Un tribunal sud-africain a condamné, jeudi 18 juin 2026, un organisateur de safaris reconnu comme le cerveau d’un vaste réseau international de trafic de cornes de rhinocéros. La peine prononcée s’élève à deux millions de rands, soit l’équivalent de 123 000 dollars, selon RFI. Ce jugement met un terme à un procès entamé en 2010, marqué par des années de retards et de recours judiciaires.

Ce qu'il faut retenir

  • Amende de deux millions de rands (123 000 dollars) infligée à un organisateur de safaris, identifié comme le cerveau d’un trafic international de cornes de rhinocéros.
  • Le procès, ouvert en 2010, a été ponctué de retards et de recours judiciaires avant d’aboutir.
  • Le montant de l’amende correspond à une peine financière lourde, mais reste en deçà des sanctions maximales prévues par la loi sud-africaine.
  • Cette décision intervient dans un contexte de pression accrue sur le braconnage des rhinocéros, espèce menacée en Afrique australe.
  • Le prévenu était accusé d’avoir orchestré un réseau visant à exporter illégalement des cornes vers des marchés asiatiques.

Un procès engagé il y a seize ans

L’affaire a débuté en 2010, lorsque les autorités sud-africaines ont démantelé un réseau criminel spécialisé dans le trafic de cornes de rhinocéros. L’accusé, un organisateur de safaris basé en Afrique du Sud, était présenté par l’accusation comme l’architecte de ce système. Selon les éléments du dossier, il aurait coordonné l’exportation illégale de cornes vers des pays d’Asie, où ces produits sont très demandés pour leurs prétendues vertus médicinales.

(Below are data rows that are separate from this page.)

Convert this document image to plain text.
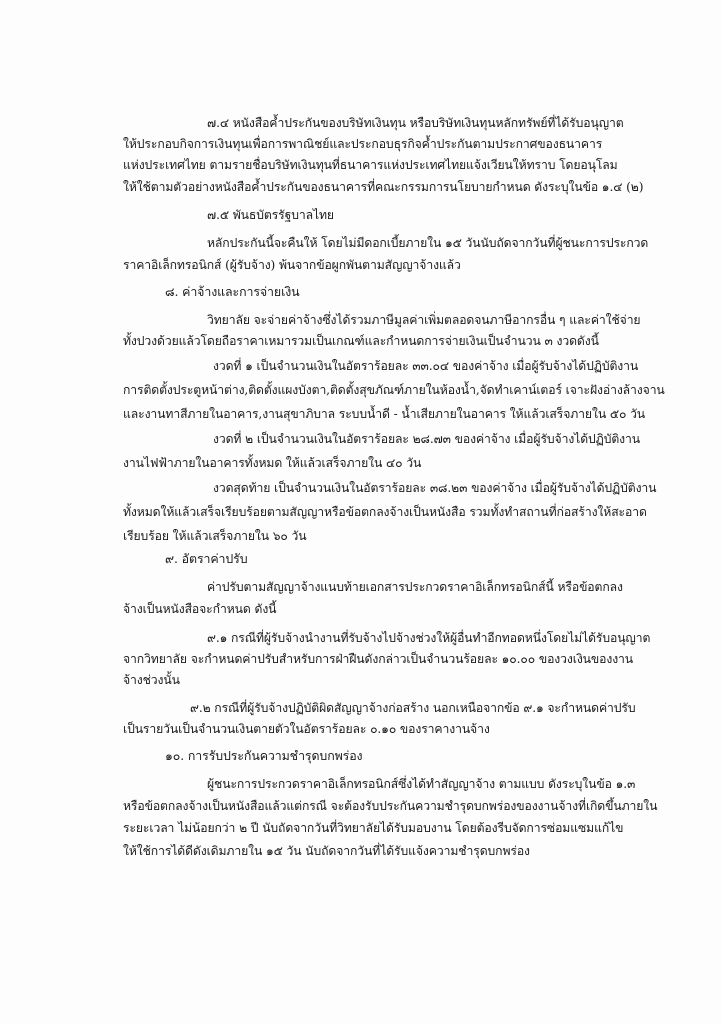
๗.๔ หนังสือค้ำประกันของบริษัทเงินทุน หรือบริษัทเงินทุนหลักทรัพย์ที่ได้รับอนุญาต
ให้ประกอบกิจการเงินทุนเพื่อการพาณิชย์และประกอบธุรกิจค้ำประกันตามประกาศของธนาคาร
แห่งประเทศไทย ตามรายชื่อบริษัทเงินทุนที่ธนาคารแห่งประเทศไทยแจ้งเวียนให้ทราบ โดยอนุโลม
ให้ใช้ตามตัวอย่างหนังสือค้ำประกันของธนาคารที่คณะกรรมการนโยบายกำหนด ดังระบุในข้อ ๑.๔ (๒)
๗.๕ พันธบัตรรัฐบาลไทย
หลักประกันนี้จะคืนให้ โดยไม่มีดอกเบี้ยภายใน ๑๕ วันนับถัดจากวันที่ผู้ชนะการประกวด
ราคาอิเล็กทรอนิกส์ (ผู้รับจ้าง) พ้นจากข้อผูกพันตามสัญญาจ้างแล้ว
๘. ค่าจ้างและการจ่ายเงิน
วิทยาลัย จะจ่ายค่าจ้างซึ่งได้รวมภาษีมูลค่าเพิ่มตลอดจนภาษีอากรอื่น ๆ และค่าใช้จ่าย
ทั้งปวงด้วยแล้วโดยถือราคาเหมารวมเป็นเกณฑ์และกำหนดการจ่ายเงินเป็นจำนวน ๓ งวดดังนี้
งวดที่ ๑ เป็นจำนวนเงินในอัตราร้อยละ ๓๓.๐๔ ของค่าจ้าง เมื่อผู้รับจ้างได้ปฏิบัติงาน
การติดตั้งประตูหน้าต่าง,ติดตั้งแผงบังตา,ติดตั้งสุขภัณฑ์ภายในห้องน้ำ,จัดทำเคาน์เตอร์ เจาะฝังอ่างล้างจาน
และงานทาสีภายในอาคาร,งานสุขาภิบาล ระบบน้ำดี - น้ำเสียภายในอาคาร ให้แล้วเสร็จภายใน ๕๐ วัน
งวดที่ ๒ เป็นจำนวนเงินในอัตราร้อยละ ๒๘.๗๓ ของค่าจ้าง เมื่อผู้รับจ้างได้ปฏิบัติงาน
งานไฟฟ้าภายในอาคารทั้งหมด ให้แล้วเสร็จภายใน ๔๐ วัน
งวดสุดท้าย เป็นจำนวนเงินในอัตราร้อยละ ๓๘.๒๓ ของค่าจ้าง เมื่อผู้รับจ้างได้ปฏิบัติงาน
ทั้งหมดให้แล้วเสร็จเรียบร้อยตามสัญญาหรือข้อตกลงจ้างเป็นหนังสือ รวมทั้งทำสถานที่ก่อสร้างให้สะอาด
เรียบร้อย ให้แล้วเสร็จภายใน ๖๐ วัน
๙. อัตราค่าปรับ
ค่าปรับตามสัญญาจ้างแนบท้ายเอกสารประกวดราคาอิเล็กทรอนิกส์นี้ หรือข้อตกลง
จ้างเป็นหนังสือจะกำหนด ดังนี้
๙.๑ กรณีที่ผู้รับจ้างนำงานที่รับจ้างไปจ้างช่วงให้ผู้อื่นทำอีกทอดหนึ่งโดยไม่ได้รับอนุญาต
จากวิทยาลัย จะกำหนดค่าปรับสำหรับการฝ่าฝืนดังกล่าวเป็นจำนวนร้อยละ ๑๐.๐๐ ของวงเงินของงาน
จ้างช่วงนั้น
๙.๒ กรณีที่ผู้รับจ้างปฏิบัติผิดสัญญาจ้างก่อสร้าง นอกเหนือจากข้อ ๙.๑ จะกำหนดค่าปรับ
เป็นรายวันเป็นจำนวนเงินตายตัวในอัตราร้อยละ ๐.๑๐ ของราคางานจ้าง
๑๐. การรับประกันความชำรุดบกพร่อง
ผู้ชนะการประกวดราคาอิเล็กทรอนิกส์ซึ่งได้ทำสัญญาจ้าง ตามแบบ ดังระบุในข้อ ๑.๓
หรือข้อตกลงจ้างเป็นหนังสือแล้วแต่กรณี จะต้องรับประกันความชำรุดบกพร่องของงานจ้างที่เกิดขึ้นภายใน
ระยะเวลา ไม่น้อยกว่า ๒ ปี นับถัดจากวันที่วิทยาลัยได้รับมอบงาน โดยต้องรีบจัดการซ่อมแซมแก้ไข
ให้ใช้การได้ดีดังเดิมภายใน ๑๕ วัน นับถัดจากวันที่ได้รับแจ้งความชำรุดบกพร่อง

Le procès a été marqué par de nombreux reports, dus à des demandes de renvoi formulées par la défense, ainsi qu’à des complications judiciaires liées à la collecte de preuves. Les audiences se sont étalées sur plusieurs années, avant que le tribunal ne rende son verdict final ce 18 juin 2026.

Un trafic lucratif et destructeur

Le marché noir des cornes de rhinocéros alimente un commerce illégal estimé à plusieurs millions de dollars par an. En Afrique du Sud, pays qui abrite la majorité des rhinocéros blancs du continent, le braconnage a causé la mort de plus de 10 000 individus depuis 2010, d’après les chiffres officiels. Les cornes, une fois prélevées, sont souvent exportées vers le Vietnam ou la Chine, où elles se négocient à prix d’or.

Les défenseurs de l’environnement dénoncent depuis des années l’impact dévastateur de ce trafic. « Ce réseau ne se contentait pas de braconner des rhinocéros, il organisait leur extermination systématique », a souligné un représentant de l’ONG Save the Rhino, interrogé par RFI. Pour les associations, cette condamnation, bien que symbolique, envoie un signal fort aux réseaux criminels opérant dans la région.

Une peine financière lourde, mais contestée

Avec une amende de deux millions de rands, soit 123 000 dollars, le tribunal a choisi de sanctionner financièrement le prévenu. Cependant, cette somme reste inférieure aux cinq millions de rands que le parquet avait initialement réclamés. Certains observateurs estiment que cette décision pourrait être perçue comme une victoire symbolique plutôt qu’une réelle dissuasion.

« La justice sud-africaine a montré sa volonté de lutter contre ce fléau, mais l’efficacité réelle de cette peine reste à prouver », a déclaré un avocat spécialisé dans les questions environnementales. La défense, de son côté, n’a pas encore réagi publiquement à cette condamnation. Reste à savoir si d’autres membres du réseau, toujours en fuite, feront l’objet de poursuites.

Et maintenant ?

Cette condamnation pourrait inciter les autorités à intensifier leurs investigations sur d’éventuels complices encore en activité. Les ONG espèrent également que cette décision encouragera le gouvernement sud-africain à renforcer les moyens alloués à la lutte contre le braconnage. Enfin, la question de la réinsertion des rhinocéros sauvés des griffes des braconniers reste entière, alors que les réserves naturelles du pays peinent à faire face à l’ampleur du phénomène.

Cette affaire rappelle une fois de plus l’urgence d’une coopération internationale renforcée pour démanteler les réseaux criminels impliqués dans ce trafic. Alors que les populations de rhinocéros continuent de diminuer, chaque condamnation compte — mais elle doit s’accompagner d’actions concrètes sur le terrain.